KORLANTAS POLRI, Cikampek – Dalam upaya menekan angka kecelakaan lalu lintas di jalan tol, Ka Induk PJR (Patroli Jalan Raya) Cikampek Kompol Sandy Titah Nugraha melakukan dialog langsung dengan seorang sopir truk yang tengah beristirahat di bahu jalan. Melalui pendekatan humanis, ia menggali alasan para pengemudi memilih berhenti di lokasi yang berbahaya sekaligus memberikan edukasi mengenai pentingnya memilih tempat istirahat yang aman.
Saat berbincang dengan sopir truk, Kompol Sandy terlebih dahulu menanyakan alasan banyak pengemudi memilih berhenti di bahu jalan dibandingkan memanfaatkan rest area yang telah tersedia.
“Saya ingin mengetahui pandangan para sopir terkait alasan banyak pengemudi memilih beristirahat di bahu jalan,” ujar Ka Induk PJR Cikampek Kompol Sandy Titah Nugraha, dikutip Jumat (26/6).

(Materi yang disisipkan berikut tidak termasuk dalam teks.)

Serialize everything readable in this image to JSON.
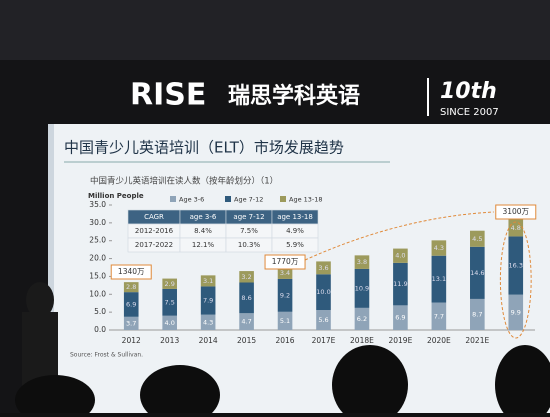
{
  "header": {
    "brand": "RISE",
    "brand_cn": "瑞思学科英语",
    "anniversary": "10th",
    "since": "SINCE 2007"
  },
  "chart_data": {
    "type": "stacked_bar",
    "title": "中国青少儿英语培训（ELT）市场发展趋势",
    "subtitle": "中国青少儿英语培训在读人数（按年龄划分）（1）",
    "y_label": "Million People",
    "categories": [
      "2012",
      "2013",
      "2014",
      "2015",
      "2016",
      "2017E",
      "2018E",
      "2019E",
      "2020E",
      "2021E",
      null
    ],
    "series": [
      {
        "name": "Age 3-6",
        "color": "#8fa4b8",
        "values": [
          3.7,
          4.0,
          4.3,
          4.7,
          5.1,
          5.6,
          6.2,
          6.9,
          7.7,
          8.7,
          9.9
        ],
        "value_labels": [
          "3.7",
          "4.0",
          "4.3",
          "4.7",
          "5.1",
          "5.6",
          "6.2",
          "6.9",
          "7.7",
          "8.7",
          "9.9"
        ]
      },
      {
        "name": "Age 7-12",
        "color": "#2f5a7c",
        "values": [
          6.9,
          7.5,
          7.9,
          8.6,
          9.2,
          10.0,
          10.9,
          11.9,
          13.1,
          14.6,
          16.3
        ],
        "value_labels": [
          "6.9",
          "7.5",
          "7.9",
          "8.6",
          "9.2",
          "10.0",
          "10.9",
          "11.9",
          "13.1",
          "14.6",
          "16.3"
        ]
      },
      {
        "name": "Age 13-18",
        "color": "#9c9a5c",
        "values": [
          2.8,
          2.9,
          3.1,
          3.2,
          3.4,
          3.6,
          3.8,
          4.0,
          4.3,
          4.5,
          4.8
        ],
        "value_labels": [
          "2.8",
          "2.9",
          "3.1",
          "3.2",
          "3.4",
          "3.6",
          "3.8",
          "4.0",
          "4.3",
          "4.5",
          "4.8"
        ]
      }
    ],
    "ylim": [
      0,
      35
    ],
    "yticks": [
      {
        "value": 0,
        "label": "0.0"
      },
      {
        "value": 5,
        "label": "5.0"
      },
      {
        "value": 10,
        "label": "10.0"
      },
      {
        "value": 15,
        "label": "15.0"
      },
      {
        "value": 20,
        "label": "20.0"
      },
      {
        "value": 25,
        "label": "25.0"
      },
      {
        "value": 30,
        "label": "30.0"
      },
      {
        "value": 35,
        "label": "35.0"
      }
    ],
    "annotations": [
      "1340万",
      "1770万",
      "3100万"
    ],
    "legend": "top",
    "source": "Source: Frost & Sullivan."
  },
  "table": {
    "header": [
      "CAGR",
      "age 3-6",
      "age 7-12",
      "age 13-18"
    ],
    "rows": [
      [
        "2012-2016",
        "8.4%",
        "7.5%",
        "4.9%"
      ],
      [
        "2017-2022",
        "12.1%",
        "10.3%",
        "5.9%"
      ]
    ]
  }
}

Menanggapi pertanyaan tersebut, sopir truk mengungkapkan bahwa keputusan berhenti di bahu jalan umumnya dipicu oleh kondisi fisik yang sudah lelah. Selain itu, keterbatasan kapasitas rest area yang kerap penuh juga membuat sebagian pengemudi memilih menepi di lokasi terdekat.
“Ya mungkin mereka menepi karena kelelahan, Pak. Misalnya saat rasa kantuk datang di lokasi tersebut, mereka memilih berhenti di bahu jalan. Sementara jika menuju rest area, terkadang kapasitasnya sudah penuh sehingga tidak kebagian tempat,” ungkap sopir truk.
Mendengar penjelasan tersebut, Kompol Sandy kemudian mengingatkan bahwa berhenti di bahu jalan memiliki risiko besar terhadap keselamatan pengemudi maupun pengguna jalan lain. Ia pun meminta sopir menyebutkan risiko yang dapat terjadi.”
“Namun, Mas tahu kan kalau berhenti atau parkir di sini risikonya cukup tinggi? Apa saja risikonya?” tanya KA Induk PJR Cikampek Kompol Sandy Titah Nugraha.
Lihat juga: Demi Keselamatan, Begini Cara PJR Cikampek Cegah Sopir Truk Tidur di Bahu Jalan
Sopir truk pun mengaku memahami bahaya yang dapat timbul akibat berhenti di bahu jalan, mulai dari risiko kecelakaan hingga potensi kehilangan barang berharga.
“Ya risikonya kecelakaan, bisa tertabrak kendaraan lain. Ban serep juga sering hilang, termasuk aki,” kata sopir.
Menanggapi hal itu, Ka Induk PJR Cikampek Kompol Sandy Titah Nugraha menegaskan bahwa kehadirannya bukan untuk langsung memberikan sanksi, melainkan mengedepankan edukasi dan imbauan agar para pengemudi semakin memahami pentingnya keselamatan berkendara.
“Saya sebagai petugas, tugas saya memberikan imbauan. Saya tidak melakukan penilangan, tetapi mengingatkan,” jelasnya.
Di akhir perbincangan, ia mengimbau para sopir untuk mengatur waktu istirahat dengan baik serta memanfaatkan rumah makan atau rest area yang memiliki area parkir memadai. Menurutnya, langkah tersebut jauh lebih aman dibandingkan memaksakan berhenti di bahu jalan yang memiliki risiko tinggi.
“Walaupun mengantuk, risikonya nanti akan lebih besar. Karena itu, atur waktu istirahat dengan baik. Setiap tiga jam sekali, carilah rumah makan yang cukup besar dan memiliki area parkir luas. Kemudian, jika melewati rest area dan masih tersedia tempat, silakan berhenti di sana. Itu lebih baik daripada memaksakan berhenti di jalan,” tandasnya.